After the recommendations, a final section of the flier lets students check off whether they agree or do not agree with each of the four points separately, and then several blank lines invite students to make their own notes or suggestions for the policy draft. 

According to Simpson, the comments that the AMS receives from students on these fliers will be implemented into the report that they will be submitting to UBC at the end of September. The report is intended to reiterate the AMS suggestions — if the community agrees with them — as well as incorporate the consultation results in a formal format to the university for consideration.

“In the original timeframe that it was set out to be, [UBC's consultation period] was supposed to end in September — which we were concerned was not enough time while students were on campus to be able to give feedback,” said Simpson. “We’re really happy that the consultation deadline has been extended.”

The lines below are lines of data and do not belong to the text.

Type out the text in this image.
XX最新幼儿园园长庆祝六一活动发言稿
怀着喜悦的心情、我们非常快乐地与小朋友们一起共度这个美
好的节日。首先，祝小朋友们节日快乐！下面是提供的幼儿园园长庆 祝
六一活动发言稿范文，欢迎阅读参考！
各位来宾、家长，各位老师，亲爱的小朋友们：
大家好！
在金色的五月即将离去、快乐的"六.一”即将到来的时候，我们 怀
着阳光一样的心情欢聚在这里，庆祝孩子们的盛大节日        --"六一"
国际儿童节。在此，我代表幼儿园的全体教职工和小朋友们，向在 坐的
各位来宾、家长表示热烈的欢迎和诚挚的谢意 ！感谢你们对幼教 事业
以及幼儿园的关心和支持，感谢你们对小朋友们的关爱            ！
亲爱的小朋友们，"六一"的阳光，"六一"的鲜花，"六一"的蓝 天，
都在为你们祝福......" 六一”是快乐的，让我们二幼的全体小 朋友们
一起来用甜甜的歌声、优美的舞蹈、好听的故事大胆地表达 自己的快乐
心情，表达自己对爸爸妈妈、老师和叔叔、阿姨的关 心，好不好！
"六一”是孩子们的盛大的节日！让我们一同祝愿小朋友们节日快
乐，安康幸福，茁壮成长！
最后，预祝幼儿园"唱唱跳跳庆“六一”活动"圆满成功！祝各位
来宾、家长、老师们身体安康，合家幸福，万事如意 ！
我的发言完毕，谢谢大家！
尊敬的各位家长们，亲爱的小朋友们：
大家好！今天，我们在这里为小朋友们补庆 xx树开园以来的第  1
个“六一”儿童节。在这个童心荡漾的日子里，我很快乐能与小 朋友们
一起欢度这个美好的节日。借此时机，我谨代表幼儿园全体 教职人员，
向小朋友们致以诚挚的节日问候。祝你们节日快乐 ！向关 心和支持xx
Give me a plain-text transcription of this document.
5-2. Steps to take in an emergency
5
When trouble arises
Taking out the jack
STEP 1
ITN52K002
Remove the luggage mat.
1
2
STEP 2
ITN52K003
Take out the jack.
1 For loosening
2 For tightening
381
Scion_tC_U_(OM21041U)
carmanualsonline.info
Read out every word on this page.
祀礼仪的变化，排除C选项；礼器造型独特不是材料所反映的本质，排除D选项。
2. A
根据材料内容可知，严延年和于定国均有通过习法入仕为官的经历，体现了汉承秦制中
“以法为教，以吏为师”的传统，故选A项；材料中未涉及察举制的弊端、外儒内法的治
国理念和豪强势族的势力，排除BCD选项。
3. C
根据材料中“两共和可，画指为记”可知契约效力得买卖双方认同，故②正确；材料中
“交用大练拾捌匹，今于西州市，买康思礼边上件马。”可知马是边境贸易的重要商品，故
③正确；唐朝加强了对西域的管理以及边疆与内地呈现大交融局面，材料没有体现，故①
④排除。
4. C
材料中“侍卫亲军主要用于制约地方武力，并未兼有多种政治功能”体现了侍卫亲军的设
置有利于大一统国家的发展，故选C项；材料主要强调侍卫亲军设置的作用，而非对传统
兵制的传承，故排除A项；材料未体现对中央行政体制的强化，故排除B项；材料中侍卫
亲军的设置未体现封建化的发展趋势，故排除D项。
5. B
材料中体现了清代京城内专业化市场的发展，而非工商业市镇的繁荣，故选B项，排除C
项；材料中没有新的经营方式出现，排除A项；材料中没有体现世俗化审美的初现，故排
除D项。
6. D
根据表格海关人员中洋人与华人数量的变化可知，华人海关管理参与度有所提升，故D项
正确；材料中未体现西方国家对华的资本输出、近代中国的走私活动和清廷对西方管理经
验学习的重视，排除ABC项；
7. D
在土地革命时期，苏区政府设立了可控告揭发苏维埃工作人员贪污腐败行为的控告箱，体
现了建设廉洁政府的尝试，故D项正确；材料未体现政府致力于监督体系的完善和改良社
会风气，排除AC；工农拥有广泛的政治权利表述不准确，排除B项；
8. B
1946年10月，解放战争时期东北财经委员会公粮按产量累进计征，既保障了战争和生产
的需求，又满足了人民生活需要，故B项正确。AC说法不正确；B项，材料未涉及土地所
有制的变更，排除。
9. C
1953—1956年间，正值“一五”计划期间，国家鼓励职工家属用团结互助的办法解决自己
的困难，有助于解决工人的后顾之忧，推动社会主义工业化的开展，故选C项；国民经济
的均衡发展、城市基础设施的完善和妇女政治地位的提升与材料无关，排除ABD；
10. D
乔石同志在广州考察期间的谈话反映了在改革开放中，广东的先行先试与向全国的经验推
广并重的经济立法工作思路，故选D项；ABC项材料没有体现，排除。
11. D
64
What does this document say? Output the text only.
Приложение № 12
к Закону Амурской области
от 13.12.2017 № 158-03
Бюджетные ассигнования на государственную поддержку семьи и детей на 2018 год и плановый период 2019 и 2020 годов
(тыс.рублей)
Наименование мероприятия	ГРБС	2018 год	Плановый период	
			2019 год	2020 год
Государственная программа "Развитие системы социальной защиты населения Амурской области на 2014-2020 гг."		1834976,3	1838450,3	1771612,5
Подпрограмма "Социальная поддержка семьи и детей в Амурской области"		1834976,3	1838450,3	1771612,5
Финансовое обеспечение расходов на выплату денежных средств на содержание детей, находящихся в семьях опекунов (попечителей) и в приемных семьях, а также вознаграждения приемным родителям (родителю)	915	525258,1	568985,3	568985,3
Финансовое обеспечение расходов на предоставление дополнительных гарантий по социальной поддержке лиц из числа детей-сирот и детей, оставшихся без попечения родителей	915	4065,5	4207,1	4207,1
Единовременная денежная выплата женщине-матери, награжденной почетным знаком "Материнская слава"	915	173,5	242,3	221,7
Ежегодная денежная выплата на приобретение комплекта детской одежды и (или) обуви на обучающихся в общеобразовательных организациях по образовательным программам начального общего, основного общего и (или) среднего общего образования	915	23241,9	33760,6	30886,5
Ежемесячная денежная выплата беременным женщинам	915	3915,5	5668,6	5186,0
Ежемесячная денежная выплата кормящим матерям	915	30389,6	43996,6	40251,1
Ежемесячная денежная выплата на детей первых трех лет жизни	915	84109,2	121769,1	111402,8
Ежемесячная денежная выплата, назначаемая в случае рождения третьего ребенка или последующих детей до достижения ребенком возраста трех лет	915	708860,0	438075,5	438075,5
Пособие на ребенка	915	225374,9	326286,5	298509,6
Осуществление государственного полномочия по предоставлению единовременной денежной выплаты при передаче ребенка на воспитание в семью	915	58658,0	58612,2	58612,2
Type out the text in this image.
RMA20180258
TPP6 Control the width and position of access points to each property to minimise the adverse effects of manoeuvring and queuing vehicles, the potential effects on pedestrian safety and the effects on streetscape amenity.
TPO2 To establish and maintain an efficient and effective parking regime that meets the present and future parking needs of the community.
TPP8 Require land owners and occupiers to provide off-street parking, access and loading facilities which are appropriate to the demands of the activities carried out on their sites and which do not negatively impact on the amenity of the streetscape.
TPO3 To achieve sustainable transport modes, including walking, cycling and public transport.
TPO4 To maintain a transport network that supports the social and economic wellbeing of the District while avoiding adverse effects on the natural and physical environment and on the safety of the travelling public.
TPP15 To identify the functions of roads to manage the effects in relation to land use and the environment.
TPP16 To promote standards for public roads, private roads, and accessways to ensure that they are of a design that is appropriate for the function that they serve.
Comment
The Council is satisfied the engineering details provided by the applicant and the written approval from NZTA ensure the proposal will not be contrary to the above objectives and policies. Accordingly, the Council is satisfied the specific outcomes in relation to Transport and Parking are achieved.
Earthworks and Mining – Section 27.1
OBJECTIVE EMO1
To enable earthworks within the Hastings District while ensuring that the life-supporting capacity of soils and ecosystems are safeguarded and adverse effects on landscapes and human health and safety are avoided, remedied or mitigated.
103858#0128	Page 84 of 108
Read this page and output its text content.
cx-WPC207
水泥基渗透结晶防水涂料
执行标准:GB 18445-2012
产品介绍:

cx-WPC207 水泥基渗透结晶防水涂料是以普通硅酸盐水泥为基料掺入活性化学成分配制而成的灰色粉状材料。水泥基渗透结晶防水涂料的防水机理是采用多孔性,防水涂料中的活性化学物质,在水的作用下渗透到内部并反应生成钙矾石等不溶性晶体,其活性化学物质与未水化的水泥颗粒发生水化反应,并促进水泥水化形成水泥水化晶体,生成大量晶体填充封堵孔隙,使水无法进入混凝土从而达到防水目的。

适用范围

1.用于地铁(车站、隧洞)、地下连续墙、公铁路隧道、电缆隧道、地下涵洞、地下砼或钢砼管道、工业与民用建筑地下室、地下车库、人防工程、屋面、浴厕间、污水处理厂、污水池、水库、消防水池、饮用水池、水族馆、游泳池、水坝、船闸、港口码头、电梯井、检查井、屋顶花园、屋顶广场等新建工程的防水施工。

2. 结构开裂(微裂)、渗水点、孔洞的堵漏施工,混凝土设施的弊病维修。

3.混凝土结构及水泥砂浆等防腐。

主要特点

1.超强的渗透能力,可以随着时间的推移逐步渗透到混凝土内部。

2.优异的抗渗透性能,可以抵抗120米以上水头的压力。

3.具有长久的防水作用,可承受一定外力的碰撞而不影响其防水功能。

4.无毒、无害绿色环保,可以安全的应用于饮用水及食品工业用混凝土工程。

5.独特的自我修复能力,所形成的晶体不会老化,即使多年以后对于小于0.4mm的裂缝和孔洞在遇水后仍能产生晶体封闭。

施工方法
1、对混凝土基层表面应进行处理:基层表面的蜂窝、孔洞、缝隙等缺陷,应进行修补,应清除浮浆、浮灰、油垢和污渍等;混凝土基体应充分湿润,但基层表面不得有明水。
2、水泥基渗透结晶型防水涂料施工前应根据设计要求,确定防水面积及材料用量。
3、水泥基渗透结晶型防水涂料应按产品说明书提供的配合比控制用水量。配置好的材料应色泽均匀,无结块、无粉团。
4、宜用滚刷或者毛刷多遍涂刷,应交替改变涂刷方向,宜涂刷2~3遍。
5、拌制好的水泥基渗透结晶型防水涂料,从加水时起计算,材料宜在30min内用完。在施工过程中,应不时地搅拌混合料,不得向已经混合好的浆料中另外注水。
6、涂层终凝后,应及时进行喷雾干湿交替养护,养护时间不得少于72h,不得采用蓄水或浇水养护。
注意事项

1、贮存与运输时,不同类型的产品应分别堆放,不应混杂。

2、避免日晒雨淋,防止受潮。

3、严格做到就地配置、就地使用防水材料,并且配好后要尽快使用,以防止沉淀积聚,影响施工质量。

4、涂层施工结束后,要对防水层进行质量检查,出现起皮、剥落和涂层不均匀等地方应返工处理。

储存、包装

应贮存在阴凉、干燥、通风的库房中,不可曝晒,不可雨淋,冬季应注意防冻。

The final piece of the campaign is the large vertical banner hanging on a wall of the Nest's main floor, available for students to sign in support of the AMS recommendations. The banner highlights only the first recommendation, a choice that reflects the AMS's opinion that the first is “the biggest change that we need to happen,” according to Simpson.

According to So, the success of this campaign and the accuracy of the subsequent report hinges on student engagement.

“Please read through the recommendations and of course, if you can, the policy,” said So. “Then read the recommendations again, fill [our pamphlet] out. But if anything, fill out the UBC one.”

“I’ve actually been super gratified with the response so far. I’ve never worked on a campaign that’s gotten so much positive attention, and I’m especially thankful for people that reach out and say that it is something that they care about as well,” said Simpson.

Previously, UBC has stressed how valuable they find the consultation from the community.

Since it was extended, the consultation period will end October 31. Due to provincial regulation, UBC needs to have a completed stand-alone sexual assault policy in place by spring 2017.